On Thu, Sep 11, 2025 at 01:36:28PM +0200, Amir Goldstein wrote:
On Thu, Sep 11, 2025 at 11:31 AM Christian Brauner brauner@kernel.org wrote:
On Wed, Sep 10, 2025 at 07:21:22PM +0200, Amir Goldstein wrote:
On Wed, Sep 10, 2025 at 4:39 PM Christian Brauner brauner@kernel.org wrote:
A while ago we added support for file handles to pidfs so pidfds can be encoded and decoded as file handles. Userspace has adopted this quickly and it's proven very useful.
Pidfd file handles are exhaustive meaning they don't require a handle on another pidfd to pass to open_by_handle_at() so it can derive the filesystem to decode in.
Implement the exhaustive file handles for namespaces as well.
I think you decide to split the "exhaustive" part to another patch, so better drop this paragraph?
Yes, good point. I've dont that.
I am missing an explanation about the permissions for opening these file handles.
My understanding of the code is that the opener needs to meet one of the conditions:
- user has CAP_SYS_ADMIN in the userns owning the opened namespace
- current task is in the opened namespace
Yes.
But I do not fully understand the rationale behind the 2nd condition, that is, when is it useful?
A caller is always able to open a file descriptor to it's own set of namespaces. File handles will behave the same way.

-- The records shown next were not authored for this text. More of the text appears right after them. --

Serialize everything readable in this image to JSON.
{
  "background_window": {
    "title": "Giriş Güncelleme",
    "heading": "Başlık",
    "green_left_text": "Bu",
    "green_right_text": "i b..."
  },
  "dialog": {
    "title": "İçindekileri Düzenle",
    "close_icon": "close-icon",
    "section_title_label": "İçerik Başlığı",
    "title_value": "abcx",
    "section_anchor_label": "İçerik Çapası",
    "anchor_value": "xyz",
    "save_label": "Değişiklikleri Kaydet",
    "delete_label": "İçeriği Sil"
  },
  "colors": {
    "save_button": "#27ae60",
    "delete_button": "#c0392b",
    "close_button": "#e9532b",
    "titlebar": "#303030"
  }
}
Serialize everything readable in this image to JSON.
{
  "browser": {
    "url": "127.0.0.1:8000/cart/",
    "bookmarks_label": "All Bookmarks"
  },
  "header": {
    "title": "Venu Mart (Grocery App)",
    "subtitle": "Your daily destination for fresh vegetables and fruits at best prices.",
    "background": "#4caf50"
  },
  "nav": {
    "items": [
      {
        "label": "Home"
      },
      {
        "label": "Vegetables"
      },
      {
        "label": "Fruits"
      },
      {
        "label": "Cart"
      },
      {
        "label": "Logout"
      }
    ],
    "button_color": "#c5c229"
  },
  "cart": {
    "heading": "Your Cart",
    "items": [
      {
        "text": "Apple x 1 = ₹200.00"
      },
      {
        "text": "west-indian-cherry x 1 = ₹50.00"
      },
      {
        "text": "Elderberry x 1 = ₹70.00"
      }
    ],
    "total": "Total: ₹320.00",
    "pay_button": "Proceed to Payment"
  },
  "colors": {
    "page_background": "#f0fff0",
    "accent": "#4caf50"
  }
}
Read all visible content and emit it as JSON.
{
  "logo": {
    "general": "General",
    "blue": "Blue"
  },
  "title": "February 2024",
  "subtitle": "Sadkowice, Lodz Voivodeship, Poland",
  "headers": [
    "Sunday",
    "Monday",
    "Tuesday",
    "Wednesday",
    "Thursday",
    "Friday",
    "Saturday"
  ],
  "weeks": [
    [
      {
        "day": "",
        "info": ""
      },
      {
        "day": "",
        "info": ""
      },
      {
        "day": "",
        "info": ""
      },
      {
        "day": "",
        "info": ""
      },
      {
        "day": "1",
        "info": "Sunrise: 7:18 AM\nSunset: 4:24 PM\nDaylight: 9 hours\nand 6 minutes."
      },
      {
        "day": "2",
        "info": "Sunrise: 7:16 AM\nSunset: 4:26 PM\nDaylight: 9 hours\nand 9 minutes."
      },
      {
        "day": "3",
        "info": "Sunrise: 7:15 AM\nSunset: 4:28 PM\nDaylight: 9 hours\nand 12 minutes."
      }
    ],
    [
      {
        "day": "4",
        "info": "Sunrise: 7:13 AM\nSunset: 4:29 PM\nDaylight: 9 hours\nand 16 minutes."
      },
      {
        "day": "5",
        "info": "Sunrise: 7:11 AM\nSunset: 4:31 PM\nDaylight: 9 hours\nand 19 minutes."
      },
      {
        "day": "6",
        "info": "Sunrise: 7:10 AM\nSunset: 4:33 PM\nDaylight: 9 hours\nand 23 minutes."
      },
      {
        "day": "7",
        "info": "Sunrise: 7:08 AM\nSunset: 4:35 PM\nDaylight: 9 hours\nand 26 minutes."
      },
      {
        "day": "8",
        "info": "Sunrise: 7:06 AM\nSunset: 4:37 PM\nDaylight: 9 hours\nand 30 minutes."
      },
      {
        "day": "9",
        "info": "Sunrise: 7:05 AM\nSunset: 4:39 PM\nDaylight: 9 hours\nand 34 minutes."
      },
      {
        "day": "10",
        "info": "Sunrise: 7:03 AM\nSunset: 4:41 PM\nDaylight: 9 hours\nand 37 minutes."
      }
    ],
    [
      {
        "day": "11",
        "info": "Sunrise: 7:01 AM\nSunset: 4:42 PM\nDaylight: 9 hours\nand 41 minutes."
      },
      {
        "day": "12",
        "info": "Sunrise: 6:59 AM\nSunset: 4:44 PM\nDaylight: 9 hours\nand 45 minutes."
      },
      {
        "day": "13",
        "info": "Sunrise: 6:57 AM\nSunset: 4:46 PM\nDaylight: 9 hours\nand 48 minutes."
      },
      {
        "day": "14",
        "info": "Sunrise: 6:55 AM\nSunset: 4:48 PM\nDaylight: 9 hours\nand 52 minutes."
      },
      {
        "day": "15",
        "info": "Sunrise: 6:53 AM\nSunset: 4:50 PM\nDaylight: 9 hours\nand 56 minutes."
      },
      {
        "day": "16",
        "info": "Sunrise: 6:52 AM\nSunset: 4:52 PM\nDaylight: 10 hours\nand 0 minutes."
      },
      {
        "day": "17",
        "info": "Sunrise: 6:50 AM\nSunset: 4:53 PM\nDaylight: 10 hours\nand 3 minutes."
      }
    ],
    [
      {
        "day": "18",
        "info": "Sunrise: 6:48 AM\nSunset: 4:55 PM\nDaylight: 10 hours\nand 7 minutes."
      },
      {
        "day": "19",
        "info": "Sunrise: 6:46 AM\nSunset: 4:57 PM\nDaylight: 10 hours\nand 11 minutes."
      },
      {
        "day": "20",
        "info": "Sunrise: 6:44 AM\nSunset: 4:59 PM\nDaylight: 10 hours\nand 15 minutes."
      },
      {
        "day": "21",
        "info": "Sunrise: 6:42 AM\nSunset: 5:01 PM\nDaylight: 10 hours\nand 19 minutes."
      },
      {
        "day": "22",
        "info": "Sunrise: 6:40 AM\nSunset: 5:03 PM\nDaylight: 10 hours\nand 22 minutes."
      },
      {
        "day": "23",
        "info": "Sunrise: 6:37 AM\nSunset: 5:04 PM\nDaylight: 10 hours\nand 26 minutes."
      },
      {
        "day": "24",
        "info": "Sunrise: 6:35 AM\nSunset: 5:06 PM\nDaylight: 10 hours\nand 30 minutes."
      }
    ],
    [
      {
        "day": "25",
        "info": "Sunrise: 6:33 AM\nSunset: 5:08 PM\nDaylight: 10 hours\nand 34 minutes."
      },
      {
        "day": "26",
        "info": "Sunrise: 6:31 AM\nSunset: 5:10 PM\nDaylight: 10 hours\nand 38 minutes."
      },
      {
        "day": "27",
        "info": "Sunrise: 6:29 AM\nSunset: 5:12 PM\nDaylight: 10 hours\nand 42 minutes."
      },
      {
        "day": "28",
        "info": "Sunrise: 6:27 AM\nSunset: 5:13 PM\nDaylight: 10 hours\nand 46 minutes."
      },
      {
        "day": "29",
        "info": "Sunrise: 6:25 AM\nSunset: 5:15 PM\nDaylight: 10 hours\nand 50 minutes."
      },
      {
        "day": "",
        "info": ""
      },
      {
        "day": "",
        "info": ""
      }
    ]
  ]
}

I understand why it's safe, and I do not object to it at all, I just feel that I do not fully understand the use case of how ns file handles are expected to be used. A process can always open /proc/self/ns/mnt What's the use case where a process may need to open its own ns by handle?
I will explain. For CAP_SYS_ADMIN I can see why keeping handles that do not keep an elevated refcount of ns object could be useful in the same way that an NFS client keeps file handles without keeping the file object alive.
But if you do not have CAP_SYS_ADMIN and can only open your own ns by handle, what is the application that could make use of this? and what's the benefit of such application keeping a file handle instead of ns fd?
A process is not always able to open /proc/self/ns/. That requires procfs to be mounted and for /proc/self/ or /proc/self/ns/ to not be overmounted. However, they can derive a namespace fd from their own pidfd. And that also always works if it's their own namespace.
There's no need to introduce unnecessary behavioral differences between /proc/self/ns/, pidfd-derived namespace fs, and file-handle-derived namespace fds. That's just going to be confusing.
The other thing is that there are legitimate use-case for encoding your own namespace. For example, you might store file handles to your set of namespaces in a file on-disk so you can verify when you get rexeced that they're still valid and so on. This is akin to the pidfd use-case.
Or just plainly for namespace comparison reasons where you keep a file handle to your own namespaces and can then easily check against others.